21. We propose to say nothing at this stage about the corresctness of that view. It may also be possible to rest the decision on the ground, that a threat of an injury to a worker to prevail upon him to desist from working for a candidate would constitute a direct or indirect interference with the free exercise of the electoral right of the candidate to stand for election. As we see at present, we are not inclined to accept as correct the narrow interpretation placed by Mr. Nambiar on the statutory expression in Section 79(d) of the Act, the right of a person to stand as a candidate at an election, that that right has been exercised and exhausted when the nomination of the candidate is accepted. The candidate who has neither withdrawn his nomination nor retired from the contest continues to stand, that is, he continues to exercise his electoral; right to stand as a candidate at an election, because polling is an intergal part of the process of election. Part of that electoral right of the candidate to stand is his right to canvass votes directly by himself or indirectly through those who are prepared to work for him, of course, by all legitimate means open to them. But we wish to emphasise that it is wholly for the Tribunal to decide in the first instance in this case what constituted the electoral right of the candidate to stand. All we wish to explain at this stage is why we do not consider the conclusion of the Tribunal, we have extracted above, apart from the reasoning as a decision even prima facie erroneous.
22. Issue (5) ran:
Do the allegations in para. 17 and Schedule III-A amount to corrupt practice under Section 123(7) of the Act?

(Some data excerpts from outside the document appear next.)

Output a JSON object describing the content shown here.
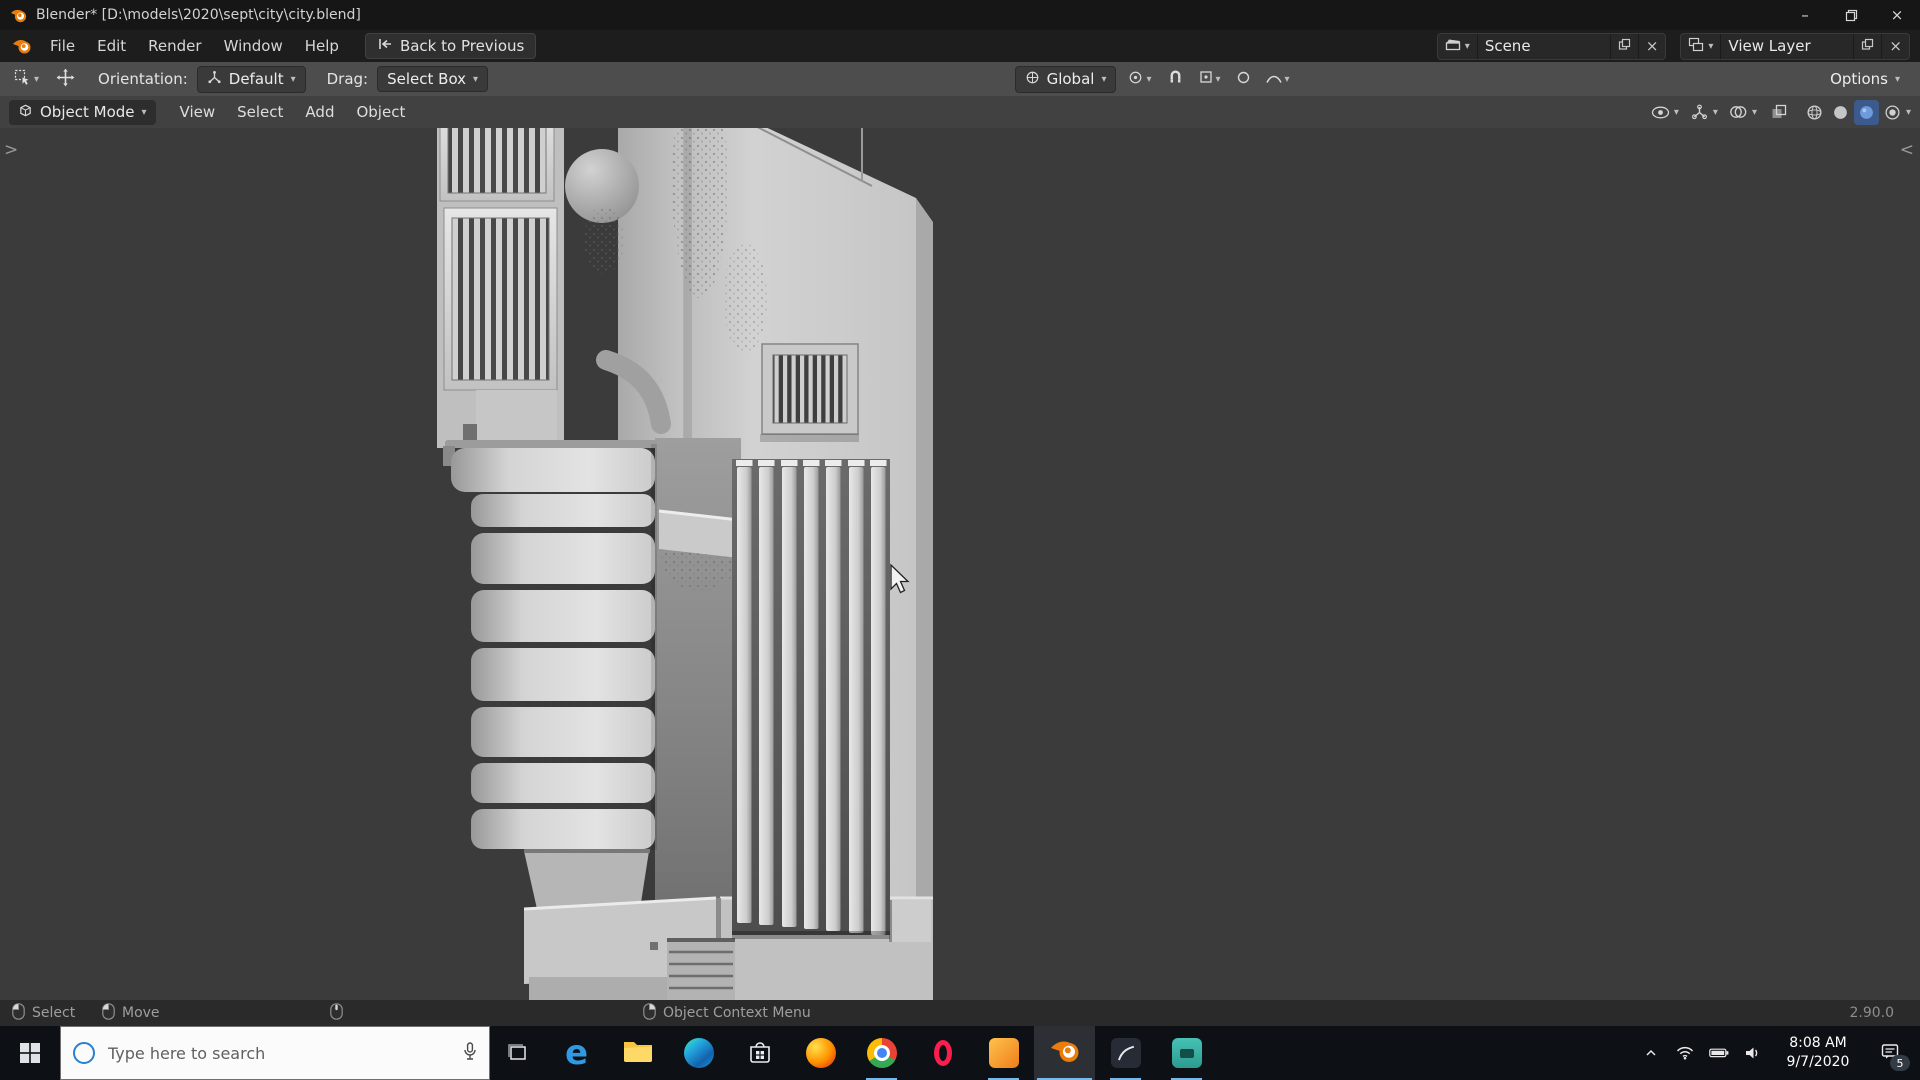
{
  "colors": {
    "blender_orange": "#e87d0d",
    "accent_blue": "#4772b3",
    "taskbar_underline": "#76b9ed",
    "viewport_background": "#3b3b3b"
  },
  "title_bar": {
    "title": "Blender* [D:\\models\\2020\\sept\\city\\city.blend]"
  },
  "top_bar": {
    "menus": [
      "File",
      "Edit",
      "Render",
      "Window",
      "Help"
    ],
    "back_button": "Back to Previous",
    "scene_name": "Scene",
    "view_layer_name": "View Layer"
  },
  "tool_bar": {
    "orientation_label": "Orientation:",
    "orientation_value": "Default",
    "drag_label": "Drag:",
    "drag_value": "Select Box",
    "transform_space": "Global",
    "options_label": "Options"
  },
  "viewport": {
    "mode": "Object Mode",
    "menus": [
      "View",
      "Select",
      "Add",
      "Object"
    ]
  },
  "status_bar": {
    "select_label": "Select",
    "move_label": "Move",
    "context_label": "Object Context Menu",
    "version": "2.90.0"
  },
  "taskbar": {
    "search_placeholder": "Type here to search",
    "time": "8:08 AM",
    "date": "9/7/2020",
    "notification_count": "5"
  }
}
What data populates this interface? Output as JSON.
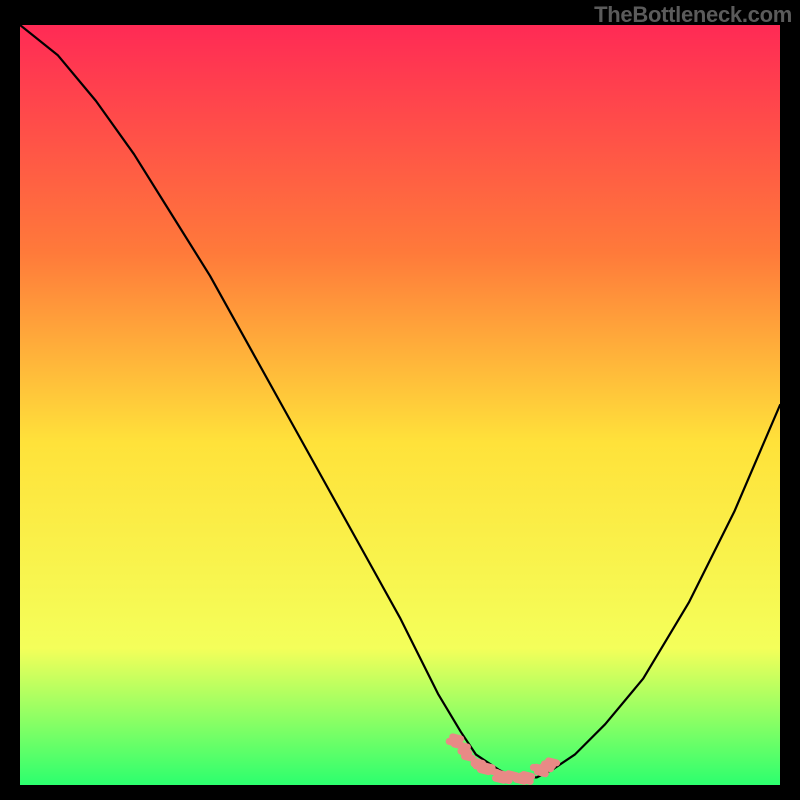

23. The averments in paragraph 17 have to be read with the further particulars mentioned in Schedule III-A. Schedule III-A set out the names of four village headmen. The allegation in paragraph 17 was that both Section 123(7) and Section 123(2) had been contravened. The Tribunal was apparently of the view that while the averments did not bring the charge within the scope of Section 123(7) it fell within the scope of Section 123(2) read with Section 100(1)(d)(ii) of the Act. We only wish to point out that Section 123(7)(f) does not in terms apply to village headman. Nothing was brought to our notice to show that village headman could be brought within the scope of Clause (g) of Section 123(7).
24. Despite the arguments addressed to us, we do not think that the decision of the Tribunal on issues 6 and 7 call for any comment at this stage. The Tribunal had jurisdiction to decide the sufficiency of the particulars furnished by the election petitioner. We have also refrained from examining at this stage the correctness of the view taken by the Tribunal in paragraph 18 of its order on what an agency implies.
25. The petitions fail. The rule nisi is discharged in each of the petitions and the petitions are dismissed with costs in one W.P. No. 11 of 1958. Counsel's fee Rs. 250.